When World War I struck, most Paris fashion houses shut down or reduced production, but Chéruit remained fully operational. However, in 1914, following a scandal involving her lover, an Austrian nobleman and military officer who was accused of espionage, Cheruit was forced into seclusion, a startling end to her enormous celebrity in French society. Despite rumors that she was guilty of spying for the Germans herself and, if tried, might be executed, Chéruit maintained an unswerving, if behind-the-scenes, influence on the artistic direction of her company. In early 1915, the house of Chéruit was acquired by its directors Mesdames Wormser and Boulanger, who, Vogue observed, kept the salon "to its original type" while bringing "much originality to it."

In addition to evening gowns, the house was known for chic cinema wraps, furs, lingerie, wedding trousseaus, even children's clothing in rayon.
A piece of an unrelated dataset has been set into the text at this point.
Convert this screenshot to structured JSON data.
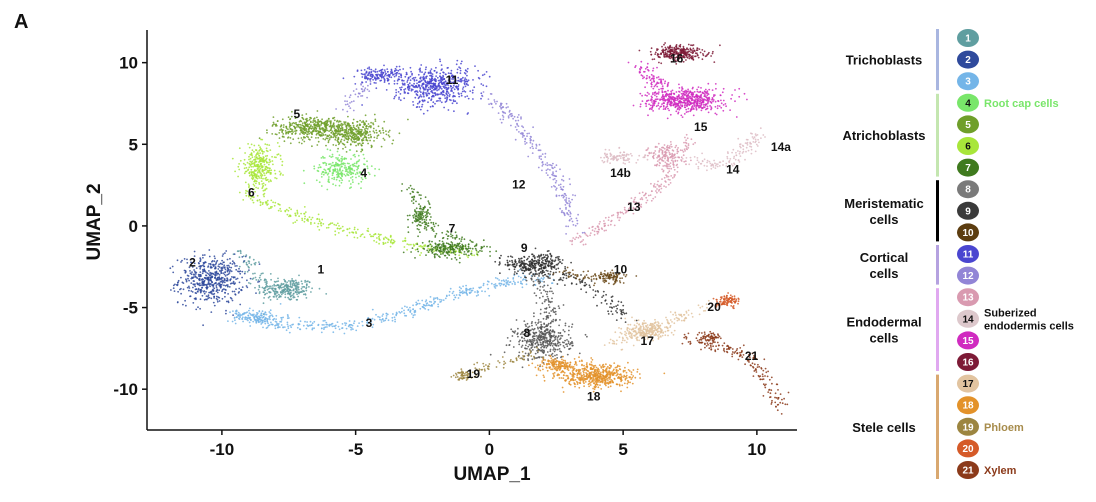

Fascinated by the effect of light on fabric, Chéruit and her designers worked with taffeta, lamé and gauze, and followed the latest trends in art, for instance hand-painting Cubist designs on dresses, coats and other articles of apparel. These striking creations drew the attention of silent film stars, such as Jeanne Eagels.

With the move toward simpler fashions after the war, typified by such designers as Jean Patou and Coco Chanel, Cheruit's taste for opulence lost appeal and she retired in 1923. But for more than a decade, the house continued to produce beautiful, if no longer innovative, fashions including the flapper styles that defined the Jazz Age. In the mid to late 1920s, the brand was especially associated with the photographer Edward Steichen and his enticing images for Vogue of the Cheruit-dressed model Marion Morehouse. The design firm's continued popularity was reflected by iconic references in Evelyn Waugh's 1930 bestseller, Vile Bodies. In 1935, the designer Elsa Schiaparelli famously took over Chéruit's 98-room salon and work studios.

According to the Carnavalet Museum, Chéruit died in 1955.

==Legacy==
Dresses by Chéruit may be found in the collections of major museums, including the Metropolitan Museum of Art in New York. The fashion house was reestablished in 2008 at its original location, 21, Place Vendôme in Paris.